The results also show a significant protective effect of endogenous insulin production on several hypoglycemic measures, (episodes of below normal blood glucose levels). The preliminary analyses also provide more detailed support to the previously published effect of Diamyd on improving glycemic control in individuals carrying the HLA DR3-DQ2 haplotype, emphaszing the importance of therapeutically preserving C-peptide. As previously published in Diabetes Care in 2021, a significant effect of Diamyd in the Phase 2b trial DIAGNODE-2 on preserving endogenous insulin production measured as stimulated C-peptide was seen in the prespecified genetic subgroup of individuals that carried the HLA DR3-DQ2 haplotype.

A follow-up publication published in JCEM in 2022 showed a significant effect of Diamyd on 1) improving time spent in the optimal glucose range (time in range, TIR), 2) reducing time spent in hyperglycemia (high blood glucose levels) and 3) reduced glucose fluctuations.

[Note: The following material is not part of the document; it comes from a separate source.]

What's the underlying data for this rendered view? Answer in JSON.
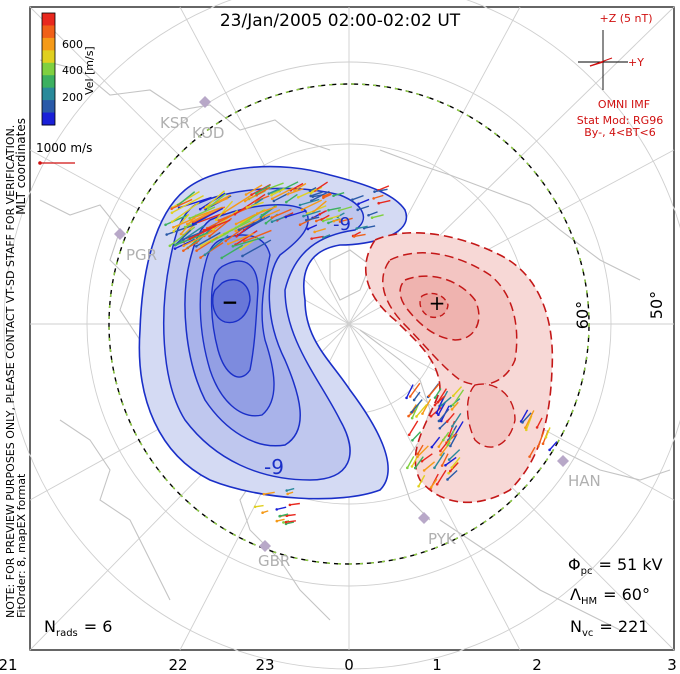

Also, an updated meta-analysis published in Diabetes, Obesity and Metabolism in 2022, based on the comprehensive data package comprising four placebo controlled clinical trials with Diamyd, showed a clear correlation between preserved C-peptide and improved HbA1c, a measure of the average blood glucose levels over the span of 2-3 months. The most comprehensive meta-analysis to date, recently published in The Lancet Diabetes & Endocrinology in 2023, encompassing data from approximately 2,700 newly diagnosed type 1 diabetes patients who participated in 21 trials evaluating disease-modifying therapies including Diamyd, underscores the significance of preserved C-peptide.

The study's results indicated that preserving C-peptide in T1D patients led to a significant improvement in metabolic outcomes. The findings support the use of C-peptide as a surrogate endpoint in clinical trials and confirm the potential of beta cell preserving interventions as effective adjuncts to insulin therapy in managing new-onset type 1 diabetes. Beyond these findings on therapeutically preserved C-peptide that can be seen directly in clinical trials conducted on individuals with recent-onset T1D, there is also substantial evidence that preserved endogenous insulin production significantly reduce the incidence of diabetes-related complications such as diabetic ketoacidosis, severe hypoglycemia retinopathy, neuropathy, and nephropathy.

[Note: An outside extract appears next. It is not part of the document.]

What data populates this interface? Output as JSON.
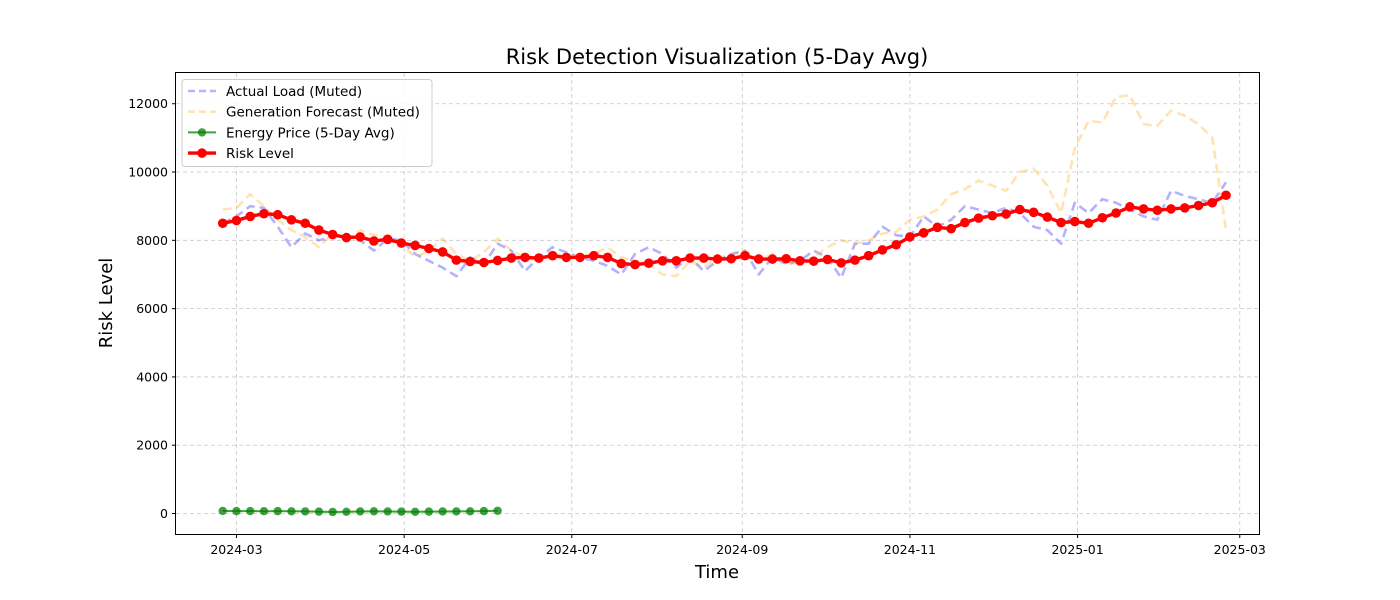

CGM technology, compared to traditional blood sugar testing methods, such as finger-pricking, offers real-time glucose level monitoring through a small, under-the-skin sensor. This sensor continuously tracks glucose concentrations, providing comprehensive data that is wirelessly transmitted to a receiver or a smartphone application. The continuous nature of this monitoring is invaluable in identifying glucose trends and patterns, enabling individuals with diabetes to make more informed decisions about diet, exercise, and medication in real time.